Ferris Recognized for Storm Readiness

A student project turned into a special recognition at Ferris State University. Wednesday night, the National Weather Service named the school a StormReady facility, reports 9&10 News. It’s one of only four universities in Michigan to be recognized. From an outdoor broadcast system to emergency phone alerts, students spent months documenting how the school was prepared for an emergency. The National Weather Service is encouraging communities to take part in the StormReady program. They say the better prepared you are, the more people could be saved in a disaster. Watch the video at

Learning Life Lessons Through Basketball Practice

This week marked the start of boys’ basketball practices across the state. With that comes drills, plays, sprints and any other little thing coaches can think of to get players mentally and physically ready for the rigors of the upcoming season, Cadillac News reports. However, Manton coach Ryan Hiller wanted to give his team a different kind of refresher course. Two years ago, Ferris State University Assistant Athletics Director Jon Coles visited the Rangers’ basketball team to talk about leadership on and off the court. He also talked about what Manton’s student athletes would have to do to get noticed by various colleges and universities. On Wednesday, he returned to give a little refresher to the upper classmen who were on the team two years ago, as well as a fresh perspective to the ones who weren’t. “Without question, leadership is a benefit to them on and off the court. Eventually everyone becomes a leader, whether it is of their family, a business or in education,” Coles said. “The skills they learn (Wednesday) afternoon they can use the rest of their lives.”

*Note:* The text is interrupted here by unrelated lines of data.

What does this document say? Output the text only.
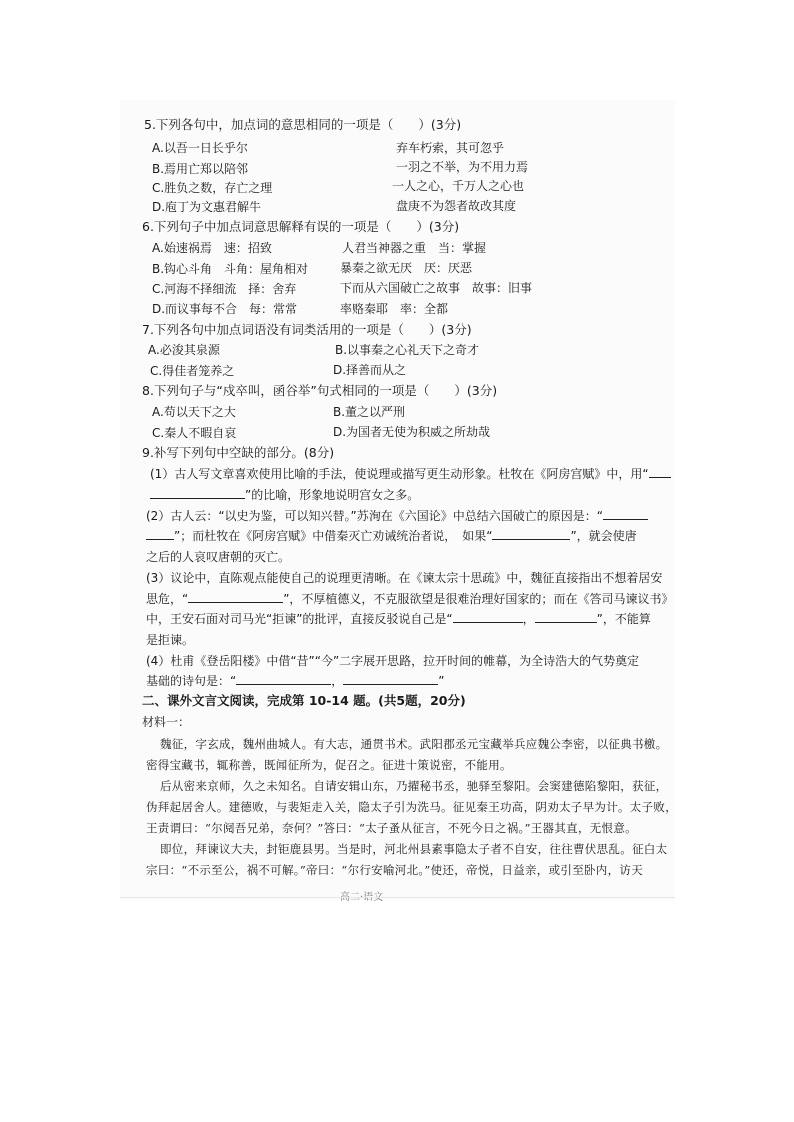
5.下列各句中，加点词的意思相同的一项是（　　）(3分)
A.以吾一日长乎尔	弃车朽索，其可忽乎
B.焉用亡郑以陪邻	一羽之不举，为不用力焉
C.胜负之数，存亡之理	一人之心，千万人之心也
D.庖丁为文惠君解牛	盘庚不为怨者故改其度
6.下列句子中加点词意思解释有误的一项是（　　）(3分)
A.始速祸焉　速：招致	人君当神器之重　当：掌握
B.钩心斗角　斗角：屋角相对	暴秦之欲无厌　厌：厌恶
C.河海不择细流　择：舍弃	下而从六国破亡之故事　故事：旧事
D.而议事每不合　每：常常	率赂秦耶　率：全都
7.下列各句中加点词语没有词类活用的一项是（　　）(3分)
A.必浚其泉源	B.以事秦之心礼天下之奇才
C.得佳者笼养之	D.择善而从之
8.下列句子与“戍卒叫，函谷举”句式相同的一项是（　　）(3分)
A.苟以天下之大	B.董之以严刑
C.秦人不暇自哀	D.为国者无使为积威之所劫哉
9.补写下列句中空缺的部分。(8分)
(1）古人写文章喜欢使用比喻的手法，使说理或描写更生动形象。杜牧在《阿房宫赋》中，用“
”的比喻，形象地说明宫女之多。
(2）古人云：“以史为鉴，可以知兴替。”苏洵在《六国论》中总结六国破亡的原因是：“
”；而杜牧在《阿房宫赋》中借秦灭亡劝诫统治者说，　如果“	”，就会使唐
之后的人哀叹唐朝的灭亡。
(3）议论中，直陈观点能使自己的说理更清晰。在《谏太宗十思疏》中，魏征直接指出不想着居安
思危，“	”，不厚植德义，不克服欲望是很难治理好国家的；而在《答司马谏议书》
中，王安石面对司马光“拒谏”的批评，直接反驳说自己是“	，	”，不能算
是拒谏。
(4）杜甫《登岳阳楼》中借“昔”“今”二字展开思路，拉开时间的帷幕，为全诗浩大的气势奠定
基础的诗句是：“	，	”
二、课外文言文阅读，完成第 10-14 题。(共5题，20分)
材料一：
魏征，字玄成，魏州曲城人。有大志，通贯书术。武阳郡丞元宝藏举兵应魏公李密，以征典书檄。
密得宝藏书，辄称善，既闻征所为，促召之。征进十策说密，不能用。
后从密来京师，久之未知名。自请安辑山东，乃擢秘书丞，驰驿至黎阳。会窦建德陷黎阳，获征，
伪拜起居舍人。建德败，与裴矩走入关，隐太子引为洗马。征见秦王功高，阴劝太子早为计。太子败，
王责谓曰：“尔阋吾兄弟，奈何？”答曰：“太子蚤从征言，不死今日之祸。”王器其直，无恨意。
即位，拜谏议大夫，封钜鹿县男。当是时，河北州县素事隐太子者不自安，往往曹伏思乱。征白太
宗曰：“不示至公，祸不可解。”帝曰：“尔行安喻河北。”使还，帝悦，日益亲，或引至卧内，访天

Granholm Recruits for Student Aid Battle

Gov. Jennifer Granholm stepped up her campaign Wednesday to put public pressure on the Senate – especially Senate Republicans – to restore the Michigan Promise Scholarship program, which was eliminated in the new state budget. Among her tactics: a letter sent to 348,000 high school and college students who have qualified for the grants, faulting the Legislature for killing the scholarship. Matt Marsden, a spokesman for Senate Republicans, said the income-tax change Granholm supports was approved by the Senate last month to add more money to K-12 public schools. “We wish we had the resources to provide the Promise grant. Presently, we do not,” Marsden said. “There are other more-pressing needs now.” Some schools are scrambling to figure out ways to make up the difference. Ferris State University also will use stimulus funds to help students such as Paula Getzmeyer, 18, of Ortonville, who has been told that she will receive $1,100 to make up for a semester’s worth of the Promise and Competitive grants – both state funds – that she had expected earlier this year. That help from Ferris will cover books and other odds and ends, said Getzmeyer, a pre-pharmacy student. “You learn in your first year how quickly those things add up,” she said.